Música

Amores que matan

El ciclo alcista de la lírica española como fruto de la renovación del repertorio

Un momento de la representación de "Don Gil de Alcalá", en el teatro Campoamor, el  pasado mes de junio.

Un momento de la representación de "Don Gil de Alcalá", en el teatro Campoamor, el pasado mes de junio. / Fernando Rodríguez

Cosme Marina

Cosme Marina

Los diferentes géneros artísticos están sujetos a un debate continuo. A una sanísima controversia sobre su evolución, sobre lo que se aparta o sigue la tradición fielmente, y especialmente generan polémica cuando se rompe una mirada univoca en su proyección pública.

La ópera, por ejemplo, es objeto de constantes protestas por las puestas en escena del repertorio. Décadas atrás los ataques se dirigían hacia los montajes más innovadores y ahora, curiosamente, se reparten los palos en varias direcciones, con sectores del público que se rebelan contra las puestas en escena más conservadoras y otros con las rompedoras. Con la música hay menos agresividad porque ahí existe cierto temor a valorar con la misma superficialidad la labor de un maestro que pudo meter tijera –se hace constantemente– a la partitura. Pasa muy inadvertido para la mayoría de los asistentes.

Daniel Barenboim sostiene que una partitura y un libreto son el punto de partida sobre el que trabajar y que los responsables de cada nuevo proyecto tienen el derecho, y la obligación diría yo, de aportar su visión de la obra original sin cortapisas o censuras previas. Pueden acertar o equivocarse, pero eso es intrínseco al propio proceso de creación teatral. Son conceptos básicos, como de primer curso de artes escénicas que, sin embargo, aún cuesta interiorizar por algunos sectores que lo que quieren es patrimonializar los géneros escénicos según puntos de vista particulares.

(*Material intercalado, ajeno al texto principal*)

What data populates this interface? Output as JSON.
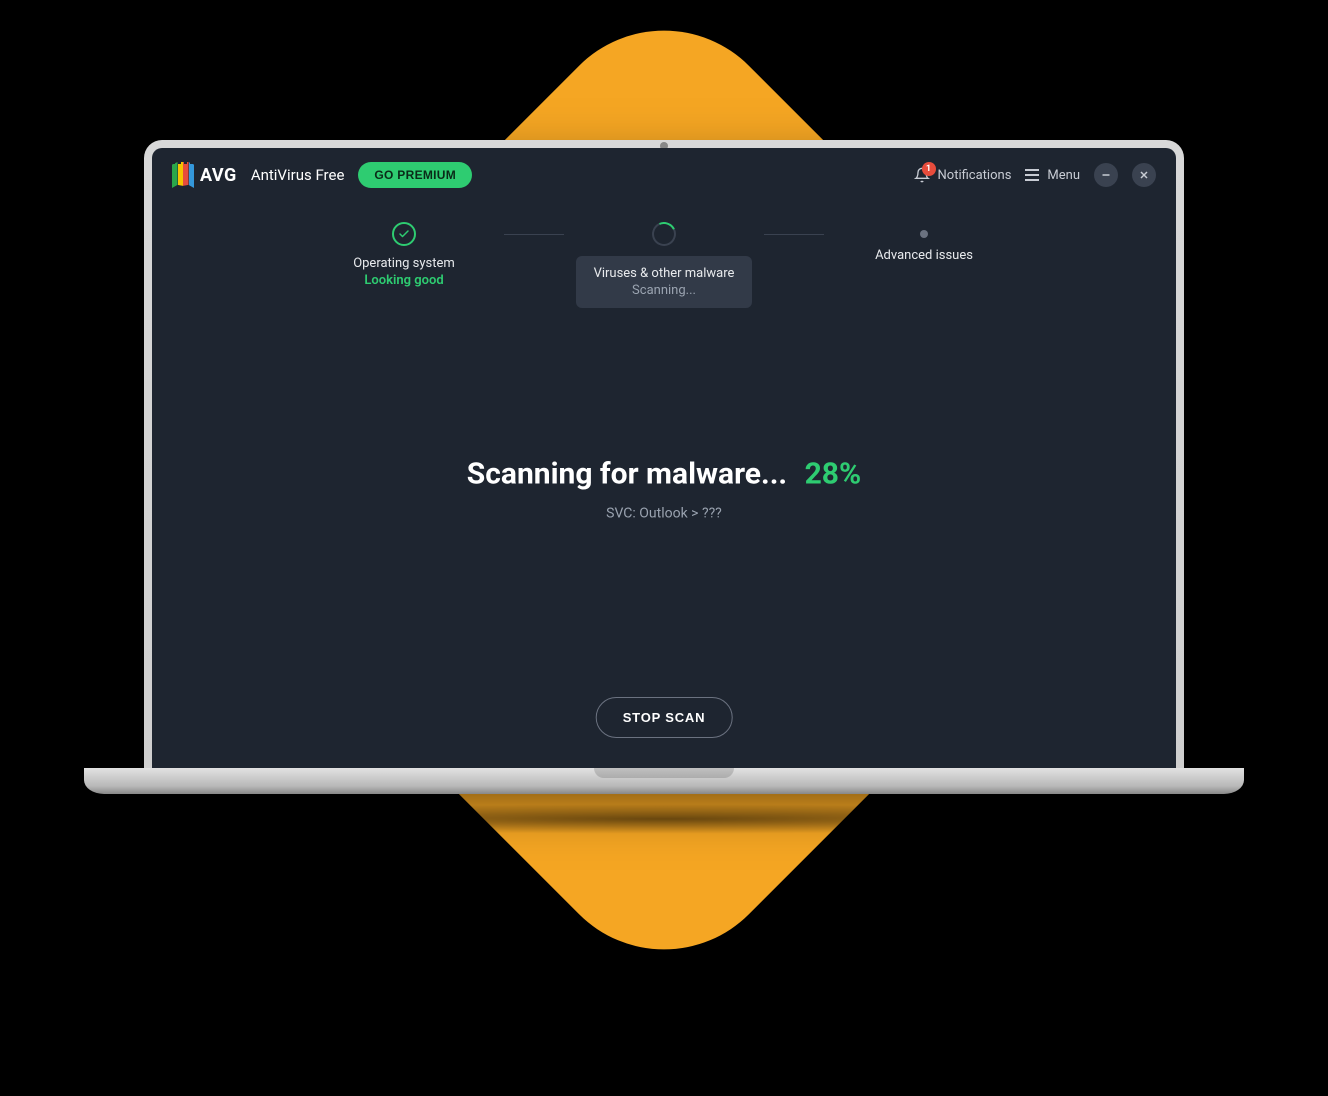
{
  "header": {
    "brand": "AVG",
    "product": "AntiVirus Free",
    "premium_button": "GO PREMIUM",
    "notifications_label": "Notifications",
    "notification_count": "1",
    "menu_label": "Menu"
  },
  "steps": [
    {
      "title": "Operating system",
      "status": "Looking good",
      "state": "done"
    },
    {
      "title": "Viruses & other malware",
      "status": "Scanning...",
      "state": "active"
    },
    {
      "title": "Advanced issues",
      "status": "",
      "state": "pending"
    }
  ],
  "scan": {
    "title": "Scanning for malware...",
    "percent": "28%",
    "path": "SVC: Outlook > ???"
  },
  "actions": {
    "stop": "STOP SCAN"
  },
  "colors": {
    "accent": "#2ecc71",
    "bg": "#1e2530",
    "diamond": "#f5a623"
  }
}
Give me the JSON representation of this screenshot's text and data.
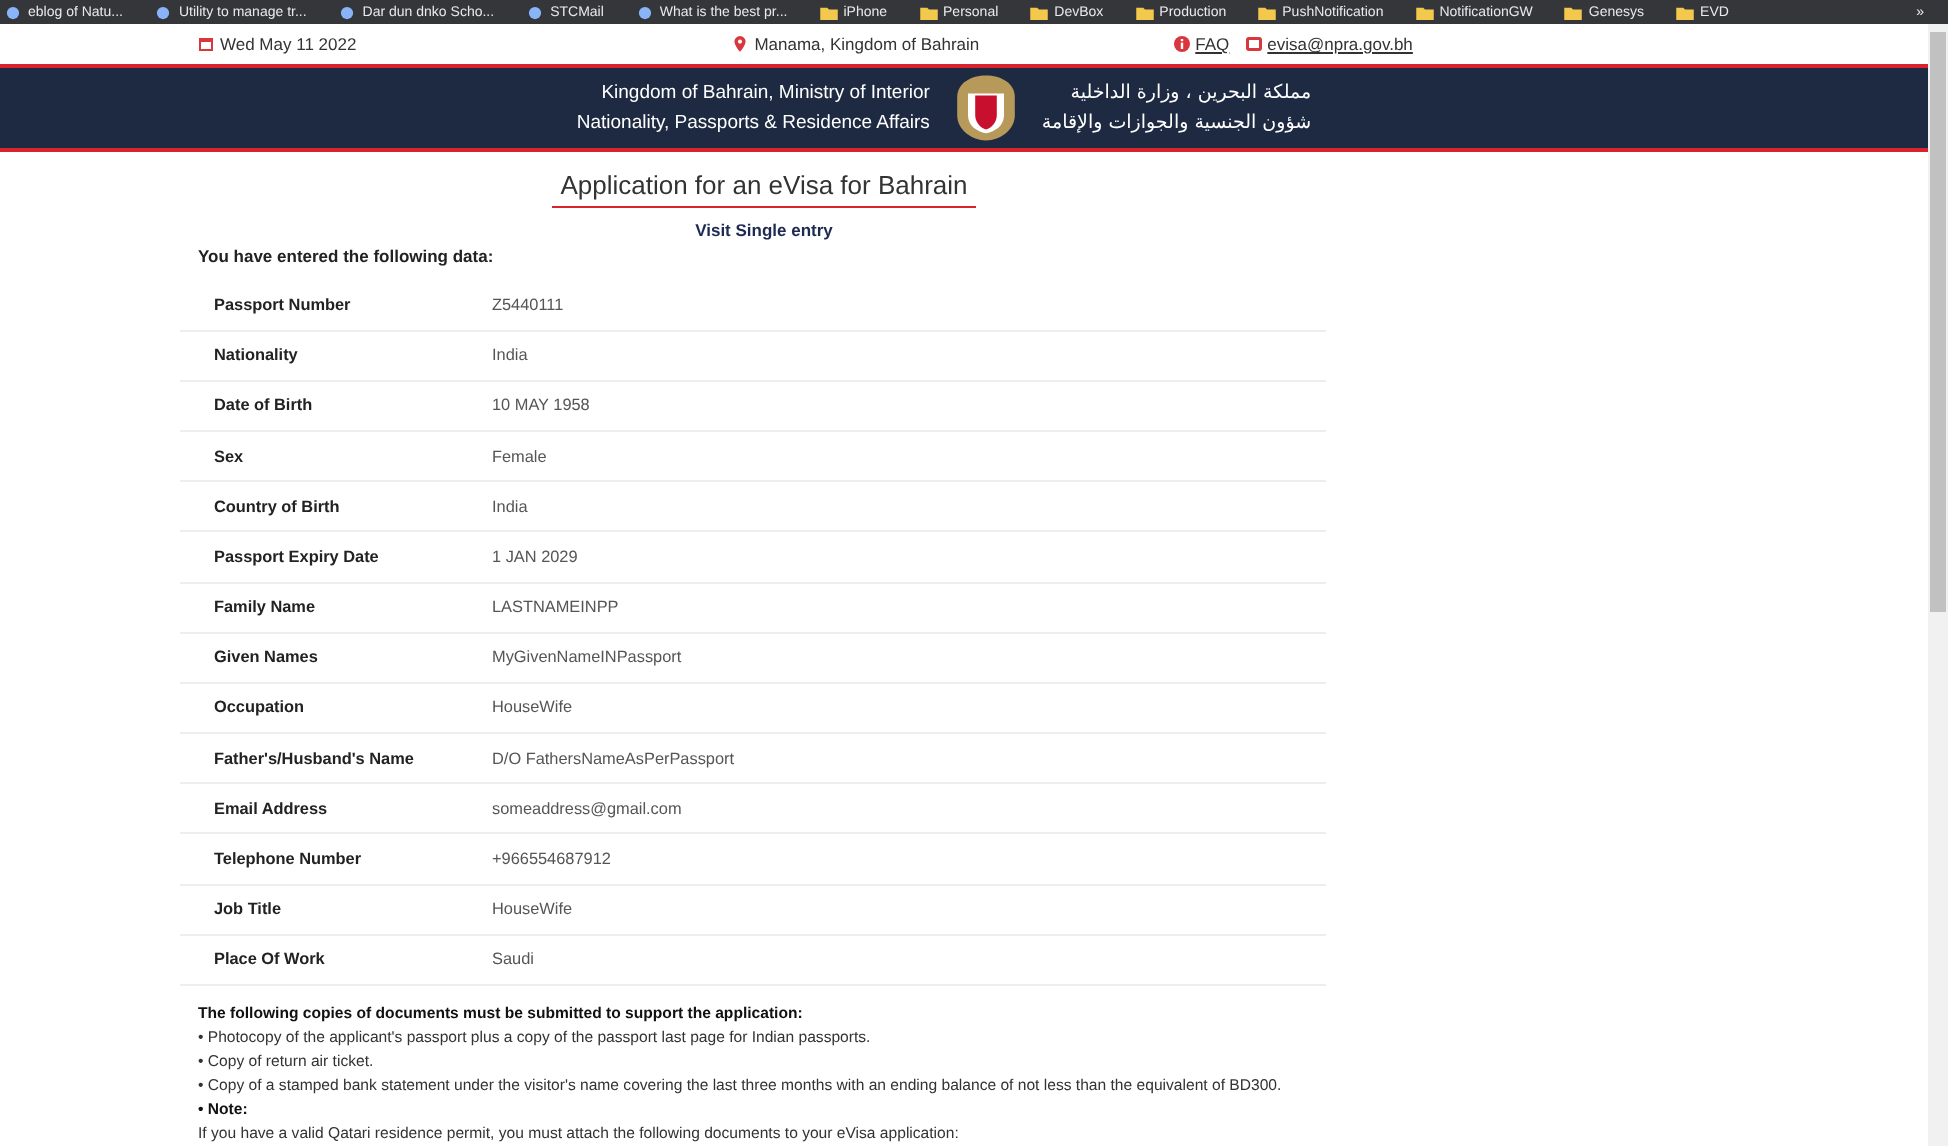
{
  "bookmarks": [
    {
      "label": "eblog of Natu..."
    },
    {
      "label": "Utility to manage tr..."
    },
    {
      "label": "Dar dun dnko Scho..."
    },
    {
      "label": "STCMail"
    },
    {
      "label": "What is the best pr..."
    },
    {
      "label": "iPhone"
    },
    {
      "label": "Personal"
    },
    {
      "label": "DevBox"
    },
    {
      "label": "Production"
    },
    {
      "label": "PushNotification"
    },
    {
      "label": "NotificationGW"
    },
    {
      "label": "Genesys"
    },
    {
      "label": "EVD"
    }
  ],
  "bookmarks_more": "»",
  "info_bar": {
    "date": "Wed May 11 2022",
    "location": "Manama, Kingdom of Bahrain",
    "faq": "FAQ",
    "email": "evisa@npra.gov.bh"
  },
  "header": {
    "english_lines": [
      "Kingdom of Bahrain, Ministry of Interior",
      "Nationality, Passports & Residence Affairs"
    ],
    "arabic_lines": [
      "مملكة البحرين ، وزارة الداخلية",
      "شؤون الجنسية والجوازات والإقامة"
    ]
  },
  "title": "Application for an eVisa for Bahrain",
  "subtitle": "Visit Single entry",
  "intro": "You have entered the following data:",
  "rows": [
    {
      "label": "Passport Number",
      "value": "Z5440111"
    },
    {
      "label": "Nationality",
      "value": "India"
    },
    {
      "label": "Date of Birth",
      "value": "10 MAY 1958"
    },
    {
      "label": "Sex",
      "value": "Female"
    },
    {
      "label": "Country of Birth",
      "value": "India"
    },
    {
      "label": "Passport Expiry Date",
      "value": "1 JAN 2029"
    },
    {
      "label": "Family Name",
      "value": "LASTNAMEINPP"
    },
    {
      "label": "Given Names",
      "value": "MyGivenNameINPassport"
    },
    {
      "label": "Occupation",
      "value": "HouseWife"
    },
    {
      "label": "Father's/Husband's Name",
      "value": "D/O FathersNameAsPerPassport"
    },
    {
      "label": "Email Address",
      "value": "someaddress@gmail.com"
    },
    {
      "label": "Telephone Number",
      "value": "+966554687912"
    },
    {
      "label": "Job Title",
      "value": "HouseWife"
    },
    {
      "label": "Place Of Work",
      "value": "Saudi"
    }
  ],
  "notes": [
    {
      "kind": "heading",
      "text": "The following copies of documents must be submitted to support the application:"
    },
    {
      "kind": "item",
      "text": "• Photocopy of the applicant's passport plus a copy of the passport last page for Indian passports."
    },
    {
      "kind": "item",
      "text": "• Copy of return air ticket."
    },
    {
      "kind": "item",
      "text": "• Copy of a stamped bank statement under the visitor's name covering the last three months with an ending balance of not less than the equivalent of BD300."
    },
    {
      "kind": "heading",
      "text": "• Note:"
    },
    {
      "kind": "item",
      "text": "If you have a valid Qatari residence permit, you must attach the following documents to your eVisa application:"
    }
  ]
}
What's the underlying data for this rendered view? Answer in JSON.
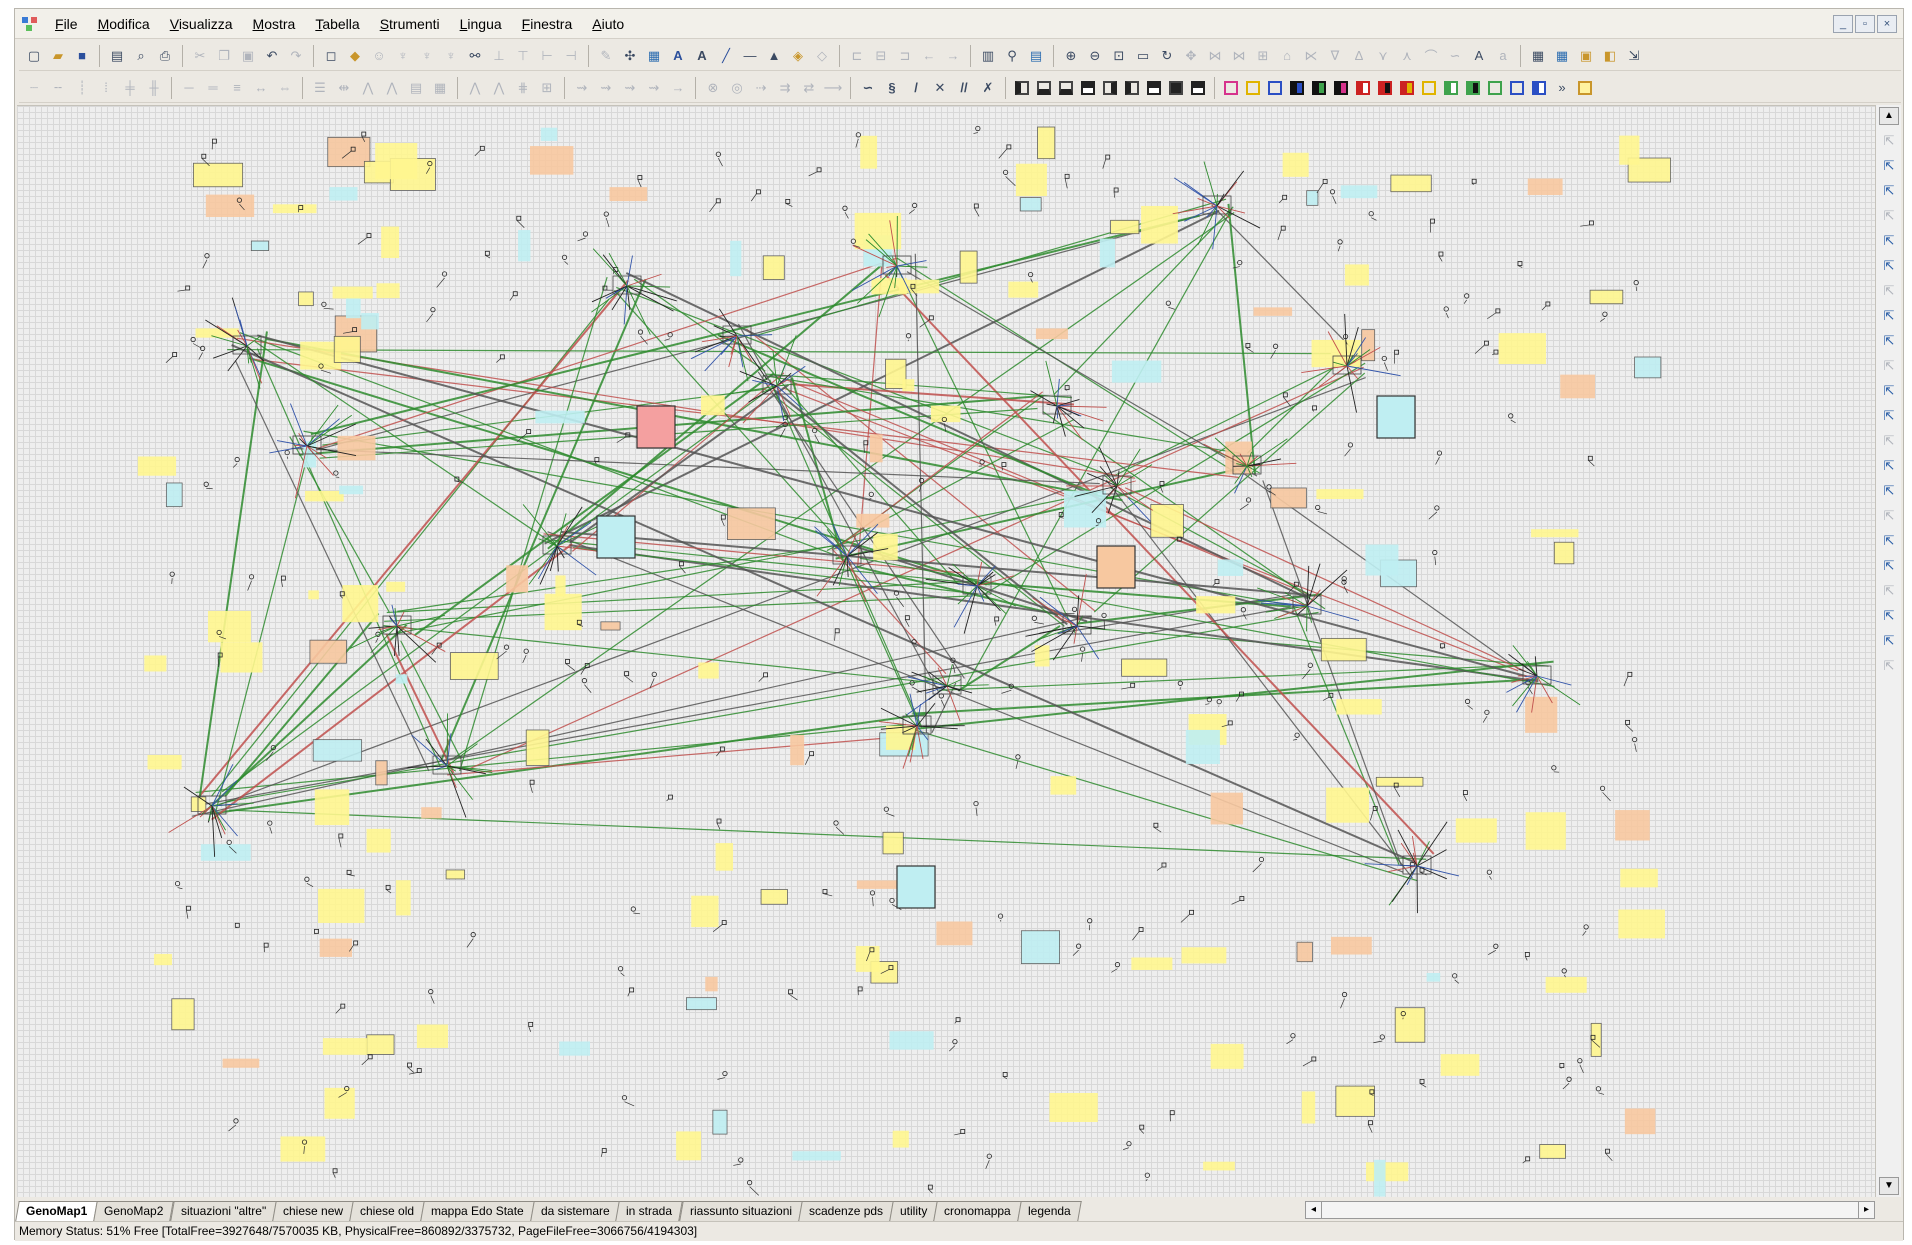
{
  "menu": {
    "items": [
      "File",
      "Modifica",
      "Visualizza",
      "Mostra",
      "Tabella",
      "Strumenti",
      "Lingua",
      "Finestra",
      "Aiuto"
    ]
  },
  "window_controls": {
    "minimize": "_",
    "restore": "▫",
    "close": "×"
  },
  "tabs": [
    {
      "label": "GenoMap1",
      "active": true
    },
    {
      "label": "GenoMap2",
      "active": false
    },
    {
      "label": "situazioni \"altre\"",
      "active": false
    },
    {
      "label": "chiese new",
      "active": false
    },
    {
      "label": "chiese old",
      "active": false
    },
    {
      "label": "mappa Edo State",
      "active": false
    },
    {
      "label": "da sistemare",
      "active": false
    },
    {
      "label": "in strada",
      "active": false
    },
    {
      "label": "riassunto situazioni",
      "active": false
    },
    {
      "label": "scadenze pds",
      "active": false
    },
    {
      "label": "utility",
      "active": false
    },
    {
      "label": "cronomappa",
      "active": false
    },
    {
      "label": "legenda",
      "active": false
    }
  ],
  "status": {
    "text": "Memory Status: 51% Free [TotalFree=3927648/7570035 KB, PhysicalFree=860892/3375732, PageFileFree=3066756/4194303]"
  },
  "colors": {
    "link_green": "#2e8b2e",
    "link_red": "#c0504d",
    "link_dark": "#555555",
    "note_yellow": "#fff68f",
    "note_orange": "#f7c8a0",
    "note_cyan": "#bfeef2"
  }
}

Recuerdo hace unos años a un abonado que acudía al festival de teatro lírico español de Oviedo que si no le gustaba una producción gritaba: "No me gusta, es una mierda". Estaba claro que aquello sólo era malo si no encajaba con lo que él creía que debía ser una zarzuela. No entraba a valorar el trabajo dramatúrgico, la calidad de la escenografía, la pertinencia de los cambios, bien de época o en el propio libreto. Esto poco importaba. Lo sustancial estaba en que si no estaba en escena la imagen que él tenía de una obra, de manera automática la condenaba al cadalso.

Son muy peligrosos esos amigos de la ópera, de la zarzuela y del teatro que se creen con el derecho de dictar exactamente cómo se debe representar una obra en concreto, que suele ser de forma arqueológica, en un ejercicio más de museo que de escenario teatral. Si uno contempla un escenario del siglo XIX y uno de nuestro tiempo se dará cuenta de que técnicamente están ya muy alejados y, en este sentido, todas las prácticas teatrales han evolucionado y, como es lógico, también la realización de las puestas en escena ha avanzado con el paso del tiempo. La zarzuela ha atravesado, por diversos motivos, una durísima travesía del desierto que casi la deja muerta. Entre las razones de esta situación hay una que destaca con fuerza: la degradación del género en miles de producciones casposas, reiterativas, llenas de tópicos, con una pésima interpretación de las partes habladas, con una deficiente ejecución de las cantadas. Esto alejó a muchos espectadores de un género que consideraron caduco. Sin embargo, los puristas, ante semejantes despropósitos, no abrieron la boca. Y es que hay amores que matan. Quizá debiéramos valorar si el ciclo alcista que la lírica española comienza a protagonizar tiene algo que ver con el trabajo de directores de escena y maestros musicales que están arriesgando, con aciertos y errores, en su apuesta de renovación del repertorio más conocido, en su puesta al día. La progresiva bajada de la media de edad de los espectadores debiera ser motivo de reflexión para los guardianes de unas esencias que están quedando un tanto rancias y ajadas.